Dress codes and who you gonna blame next?”
Last week’s paper had two letters on dress codes which, while important to discuss, contained statements hard to swallow whole. Here are examples:
First, “the social interaction choices we provide” -- We provide? Who is the “we?” How do “we” provide these choices to our kids? Aren’t these choices imposed by consumerism turning everything it can into a product, including physical beauty? Why is that “we”?
“Do we, as a society, tell girls . . .” -- Again, “we” are not our society, “we”, you and me, have no control over media and advertising messages.
“We shoot ourselves in the foot by making respect and sexuality mutually exclusive categories.” -- When and how do “we” do this? “We” don’t do this at all. We’re at the mercy of social media, Facebook, Instagram, TV, celebrity culture, and marketing companies. It is them; this should read “they”, not “we”.
“How about we create a real social discussion that allows women and girls to be perceived as physically attractive while still being respected and taken seriously?” -- Where have you been since the ‘60s and women’s lib?

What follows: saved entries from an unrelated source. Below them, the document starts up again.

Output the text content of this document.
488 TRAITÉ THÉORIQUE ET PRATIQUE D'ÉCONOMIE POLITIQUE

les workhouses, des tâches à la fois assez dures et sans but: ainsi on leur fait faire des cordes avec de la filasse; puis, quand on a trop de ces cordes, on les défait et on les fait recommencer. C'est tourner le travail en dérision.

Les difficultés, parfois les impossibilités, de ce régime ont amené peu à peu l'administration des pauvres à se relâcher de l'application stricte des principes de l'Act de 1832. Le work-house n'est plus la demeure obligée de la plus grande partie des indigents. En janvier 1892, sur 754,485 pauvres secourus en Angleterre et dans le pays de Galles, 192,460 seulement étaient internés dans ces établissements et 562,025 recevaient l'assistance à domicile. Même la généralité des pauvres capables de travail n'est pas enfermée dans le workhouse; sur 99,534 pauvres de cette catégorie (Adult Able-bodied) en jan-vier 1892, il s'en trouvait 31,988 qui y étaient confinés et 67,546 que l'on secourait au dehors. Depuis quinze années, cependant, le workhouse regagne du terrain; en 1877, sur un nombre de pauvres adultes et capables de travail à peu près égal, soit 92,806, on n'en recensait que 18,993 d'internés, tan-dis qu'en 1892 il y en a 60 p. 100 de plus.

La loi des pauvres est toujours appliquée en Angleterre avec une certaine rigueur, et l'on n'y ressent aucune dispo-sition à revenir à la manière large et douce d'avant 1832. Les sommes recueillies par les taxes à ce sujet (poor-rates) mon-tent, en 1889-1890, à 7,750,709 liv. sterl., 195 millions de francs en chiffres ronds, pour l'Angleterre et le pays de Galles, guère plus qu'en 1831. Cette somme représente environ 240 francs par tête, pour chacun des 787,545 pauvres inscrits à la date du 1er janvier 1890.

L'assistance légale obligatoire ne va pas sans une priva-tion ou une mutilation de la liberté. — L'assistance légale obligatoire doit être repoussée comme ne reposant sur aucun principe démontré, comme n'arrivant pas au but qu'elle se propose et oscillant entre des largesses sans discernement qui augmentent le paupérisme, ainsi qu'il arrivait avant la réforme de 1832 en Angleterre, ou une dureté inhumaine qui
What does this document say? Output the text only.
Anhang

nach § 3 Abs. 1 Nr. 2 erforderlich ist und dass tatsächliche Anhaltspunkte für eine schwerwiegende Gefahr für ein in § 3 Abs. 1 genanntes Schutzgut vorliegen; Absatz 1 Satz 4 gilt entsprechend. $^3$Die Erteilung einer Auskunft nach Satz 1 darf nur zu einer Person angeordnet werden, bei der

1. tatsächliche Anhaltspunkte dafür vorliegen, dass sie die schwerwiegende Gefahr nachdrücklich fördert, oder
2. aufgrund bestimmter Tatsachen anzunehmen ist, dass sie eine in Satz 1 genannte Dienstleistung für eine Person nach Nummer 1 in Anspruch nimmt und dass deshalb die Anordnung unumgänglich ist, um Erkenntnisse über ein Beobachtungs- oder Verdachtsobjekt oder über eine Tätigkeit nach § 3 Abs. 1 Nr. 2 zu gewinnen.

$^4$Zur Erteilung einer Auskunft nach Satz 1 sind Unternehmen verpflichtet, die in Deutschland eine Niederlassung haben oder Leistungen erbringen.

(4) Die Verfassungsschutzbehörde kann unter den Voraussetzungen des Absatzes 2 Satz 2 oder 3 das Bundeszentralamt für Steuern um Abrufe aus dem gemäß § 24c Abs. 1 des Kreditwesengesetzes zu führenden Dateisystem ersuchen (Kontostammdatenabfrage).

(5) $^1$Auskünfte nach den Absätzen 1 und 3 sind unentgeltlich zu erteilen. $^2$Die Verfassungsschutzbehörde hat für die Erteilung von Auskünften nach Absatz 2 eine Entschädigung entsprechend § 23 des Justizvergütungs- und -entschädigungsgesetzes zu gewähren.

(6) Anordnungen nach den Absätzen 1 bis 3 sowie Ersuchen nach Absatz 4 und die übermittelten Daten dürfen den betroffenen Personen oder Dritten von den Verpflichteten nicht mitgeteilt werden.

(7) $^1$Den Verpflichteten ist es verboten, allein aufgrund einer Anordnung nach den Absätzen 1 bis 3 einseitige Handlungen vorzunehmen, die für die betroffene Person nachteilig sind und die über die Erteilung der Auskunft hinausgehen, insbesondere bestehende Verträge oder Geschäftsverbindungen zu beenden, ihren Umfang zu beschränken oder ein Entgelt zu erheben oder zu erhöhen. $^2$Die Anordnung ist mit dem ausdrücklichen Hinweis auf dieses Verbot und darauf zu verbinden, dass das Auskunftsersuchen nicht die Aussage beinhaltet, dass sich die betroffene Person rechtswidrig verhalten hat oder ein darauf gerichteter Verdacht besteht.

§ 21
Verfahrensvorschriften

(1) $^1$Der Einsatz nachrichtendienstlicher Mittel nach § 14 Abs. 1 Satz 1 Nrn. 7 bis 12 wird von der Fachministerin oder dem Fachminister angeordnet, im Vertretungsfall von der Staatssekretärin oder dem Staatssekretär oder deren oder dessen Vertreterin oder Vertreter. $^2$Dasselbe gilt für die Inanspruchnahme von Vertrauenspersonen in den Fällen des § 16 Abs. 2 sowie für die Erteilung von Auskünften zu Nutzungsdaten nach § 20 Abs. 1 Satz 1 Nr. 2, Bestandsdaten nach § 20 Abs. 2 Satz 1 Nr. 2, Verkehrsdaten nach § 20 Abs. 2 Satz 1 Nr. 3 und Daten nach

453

“As a mother, what I try to convey to my kids is that they are worthy of respect no matter what they are wearing” -- Wonderful in its simplicity, but are you giving your boys this message, too? And why do you think we live in a vacuum, that no one will misinterpret or even twist bare shoulders, for example, as an attempt to attract attention?
And “hypersexualization” of girls is not something “we” do, nor the school admin. It’s capitalism at work, selling, and selling-via-sex is most effective! Why aren’t these letter-writing mothers putting their fingers on the real problem: capitalism?
Or, “On ne devrait jamais dire à une femme quoi faire avec son corps.” I hope these ladies stick to that view, when a prostitute shows up on Front Street and willingly offers her wares, or their daughters decide a racey tattoo would look good.
Lastly, my experience with school uniforms sidestepped all this anguish and self-blaming, and I believe not one of us felt oppressed.